The new course uses a patented interlocking panel system and replaces a 36-hole concrete-built course that started out as a franchised course in the mid-1960s.
“We were very excited that it was easy to install,” said John Gabriel, co-owner of Romps Water Port. “It was something we could install. That way, we could place the course as we saw fit. And then, if you want… you can even move it around a little bit, change it up a little.”
Romps Water Port is a 17-acre facility with a 250-dock marina that includes the mini-golf course attraction (Romps Putter Port), a heated swimming pool, an ice cream stand (the Dairy Dock), fuel and a full-service department to work on boats. It is a family-friendly marina that started in 1957 in Vermillion, Ohio and is in its third and fourth generations of family ownership.

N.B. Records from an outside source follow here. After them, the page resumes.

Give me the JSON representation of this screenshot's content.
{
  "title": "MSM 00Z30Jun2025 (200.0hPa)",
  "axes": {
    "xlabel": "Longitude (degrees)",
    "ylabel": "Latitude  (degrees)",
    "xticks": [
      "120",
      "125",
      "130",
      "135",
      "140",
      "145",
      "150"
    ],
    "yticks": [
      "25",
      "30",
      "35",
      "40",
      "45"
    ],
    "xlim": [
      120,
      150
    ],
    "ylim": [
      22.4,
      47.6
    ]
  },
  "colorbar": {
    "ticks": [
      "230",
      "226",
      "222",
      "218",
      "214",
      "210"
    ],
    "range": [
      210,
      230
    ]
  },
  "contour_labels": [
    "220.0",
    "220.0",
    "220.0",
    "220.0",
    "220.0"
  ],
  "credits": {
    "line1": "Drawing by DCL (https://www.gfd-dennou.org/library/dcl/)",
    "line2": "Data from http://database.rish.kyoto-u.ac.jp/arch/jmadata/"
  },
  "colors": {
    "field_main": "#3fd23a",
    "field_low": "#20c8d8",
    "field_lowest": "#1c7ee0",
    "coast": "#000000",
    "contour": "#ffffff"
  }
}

This past winter, the Innes and Gabriel families (co-owners of Romps Water Port) began their quest to replace the concrete-built 36-hole course. “We wanted to meet local codes and create more accessibility for people with mobility issues,” says Gabriel. “And spacing-wise, the new course is just a better flow of traffic. The other course was pretty crowded and didn’t allow for a lot of maneuvering between the holes. These holes are now longer; they take up the space. Where the old course was par 2s, this is more par 3s.
“It rained this morning and they’re playing out there now. The panels drain right through… The pad drains off nicely. It’s pitched ever so slightly so the whole place dries out quickly… The carpet on the old course held on to moisture. You’d go to play after a heavy rain and the ball would spin water and it’d be slow, and it wasn’t nearly as nice. It was old technology. All the holes were framed with wood, and you had to sand and repaint that and freshen it up very year, and it was just a lot of maintenance.
“We saved the best of the old course. The water tower remains, and the blue bridge is there, and there are two nautical buoys and a sign that points to Key West and various locations like that with the distance in miles. So those things are scattered throughout the course. We were able to incorporate the old and the new, so it didn’t lose its Vermillion flavour.”